Designing Your Philanthropy Collage
Youth Activity: Participants create a collage depicting philanthropic traits and actions. This collage serves as a visual definition of philanthropy. See the handout for supplemental faith-based discussion questions.
“The future depends entirely on what each of us does every day.” ~Gloria Steinem
The youth will:
- expand their understanding of philanthropic traits and actions.
- relate philanthropic characteristics to their own lives.
- posterboard, construction paper or file folders
- scissors, tape or glue, crayons or markers
- self-stick notes
Participants take home their philanthropy collages to share with their family members.

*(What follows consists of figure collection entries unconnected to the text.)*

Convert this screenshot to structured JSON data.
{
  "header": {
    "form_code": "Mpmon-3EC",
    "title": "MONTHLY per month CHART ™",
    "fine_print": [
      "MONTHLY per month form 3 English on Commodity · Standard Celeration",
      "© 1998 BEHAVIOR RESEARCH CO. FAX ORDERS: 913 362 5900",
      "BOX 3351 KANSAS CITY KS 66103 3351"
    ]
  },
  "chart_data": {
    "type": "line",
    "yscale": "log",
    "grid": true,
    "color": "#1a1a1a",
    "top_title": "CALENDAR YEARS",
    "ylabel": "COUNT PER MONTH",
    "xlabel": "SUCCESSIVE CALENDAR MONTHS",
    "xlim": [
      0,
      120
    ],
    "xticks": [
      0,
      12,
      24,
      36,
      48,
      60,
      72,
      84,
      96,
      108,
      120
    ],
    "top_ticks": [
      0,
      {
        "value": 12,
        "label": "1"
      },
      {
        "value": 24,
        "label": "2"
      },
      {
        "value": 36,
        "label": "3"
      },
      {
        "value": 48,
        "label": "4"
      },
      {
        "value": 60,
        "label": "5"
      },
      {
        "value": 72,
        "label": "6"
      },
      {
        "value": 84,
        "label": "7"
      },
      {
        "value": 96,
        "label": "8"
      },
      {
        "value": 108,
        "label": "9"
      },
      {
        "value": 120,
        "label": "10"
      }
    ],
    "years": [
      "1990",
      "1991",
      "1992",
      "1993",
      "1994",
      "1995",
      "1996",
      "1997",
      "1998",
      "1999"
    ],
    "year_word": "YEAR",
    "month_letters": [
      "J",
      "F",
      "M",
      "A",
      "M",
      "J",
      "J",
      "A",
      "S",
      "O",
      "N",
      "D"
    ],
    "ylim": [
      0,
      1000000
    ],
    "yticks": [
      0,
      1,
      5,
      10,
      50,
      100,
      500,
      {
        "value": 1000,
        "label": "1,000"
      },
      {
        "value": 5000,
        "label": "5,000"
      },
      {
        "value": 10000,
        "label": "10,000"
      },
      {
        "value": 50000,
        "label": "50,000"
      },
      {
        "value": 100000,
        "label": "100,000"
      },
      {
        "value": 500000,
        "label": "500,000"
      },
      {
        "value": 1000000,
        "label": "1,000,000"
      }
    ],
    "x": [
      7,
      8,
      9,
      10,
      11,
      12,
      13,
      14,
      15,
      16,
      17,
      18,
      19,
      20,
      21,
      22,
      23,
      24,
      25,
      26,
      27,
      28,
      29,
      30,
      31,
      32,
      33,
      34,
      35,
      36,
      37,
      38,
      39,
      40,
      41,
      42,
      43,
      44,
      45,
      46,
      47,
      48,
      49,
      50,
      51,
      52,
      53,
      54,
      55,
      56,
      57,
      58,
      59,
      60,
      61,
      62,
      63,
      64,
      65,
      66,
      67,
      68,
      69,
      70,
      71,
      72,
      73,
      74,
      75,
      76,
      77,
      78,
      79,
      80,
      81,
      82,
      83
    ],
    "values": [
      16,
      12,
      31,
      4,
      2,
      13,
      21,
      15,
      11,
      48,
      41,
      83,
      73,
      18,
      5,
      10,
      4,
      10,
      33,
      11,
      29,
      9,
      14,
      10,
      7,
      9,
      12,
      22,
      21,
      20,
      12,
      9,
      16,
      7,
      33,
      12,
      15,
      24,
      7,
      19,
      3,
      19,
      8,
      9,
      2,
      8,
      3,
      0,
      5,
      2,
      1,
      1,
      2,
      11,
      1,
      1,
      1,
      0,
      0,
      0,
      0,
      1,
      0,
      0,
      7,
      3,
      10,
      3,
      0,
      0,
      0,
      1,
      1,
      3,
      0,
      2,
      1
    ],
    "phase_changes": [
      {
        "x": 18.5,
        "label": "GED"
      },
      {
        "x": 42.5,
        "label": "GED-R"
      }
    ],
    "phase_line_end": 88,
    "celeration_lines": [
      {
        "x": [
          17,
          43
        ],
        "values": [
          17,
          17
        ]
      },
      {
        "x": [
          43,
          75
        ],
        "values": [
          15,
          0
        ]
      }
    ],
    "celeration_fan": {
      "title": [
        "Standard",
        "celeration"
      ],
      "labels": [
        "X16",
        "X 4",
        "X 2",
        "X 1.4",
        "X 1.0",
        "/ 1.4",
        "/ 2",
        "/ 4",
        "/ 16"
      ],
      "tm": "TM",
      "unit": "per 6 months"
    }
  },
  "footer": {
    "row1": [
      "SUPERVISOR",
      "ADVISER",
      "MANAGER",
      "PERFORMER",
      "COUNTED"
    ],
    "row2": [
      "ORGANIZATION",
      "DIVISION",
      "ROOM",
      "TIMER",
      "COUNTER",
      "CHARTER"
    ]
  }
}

- What did you learn about philanthropy?
- Which of the actions or traits on the collage represent you – who you are or actions you have taken?
- What are some of the words and pictures that appear more often in the collages?
- Ask members to identify someone they know who is a philanthropist. Ask each member to share one trait that describes the person they know and to share what that person does that makes them a philanthropist.
Today we are going to explore the meaning of philanthropy (giving time, talent, or treasure and taking action for the common good). Explain that an important part of understanding philanthropy is recognizing philanthropic traits/characteristics and activities of others. We are each going to create a “philanthropy collage” with pictures and words representing philanthropy. A collage is a piece of art, made up of many pictures, words or drawings, that represent an idea.
Draw a large T-graph on the chart paper. Label one side “Philanthropic Traits” and the other side “Philanthropic Actions.”
On sticky notes, half of the youth write words that describe a person who shares and cares in their community, one trait per self-stick note.
Invite the other half to write examples of “philanthropic actions” or things that a person who cares and shares might do, one action per self-stick note.
They have five minutes to come up with their traits and actions and put them on the T-chart.
Discuss the words on the chart by asking youth to explain what they put up there or to find patterns and similiarities.
The list is a starting point to make a philanthropic collage that represents the meaning of philanthropy (traints and behaviors) and its role in community.
Each participant works on a piece of construction paper or poster-board and pastes pictures from magazines and printed from the Internet. They may use crayons and markers to add words and designs to help communicate meaning of philanthropy. The collage will be a “visual definition” of philanthropy.
Ask for volunteers to share their collages, explaining to the group some of the actions and traits that they included in their philanthropic picture.
- When members of the two teams have written the traits on their self-stick notes, each participant should pick one trait that describes them and stick it on their shirt to let people know that they have “philanthropic traits.”
- Philanthropy collages may be created in groups rather than by individuals.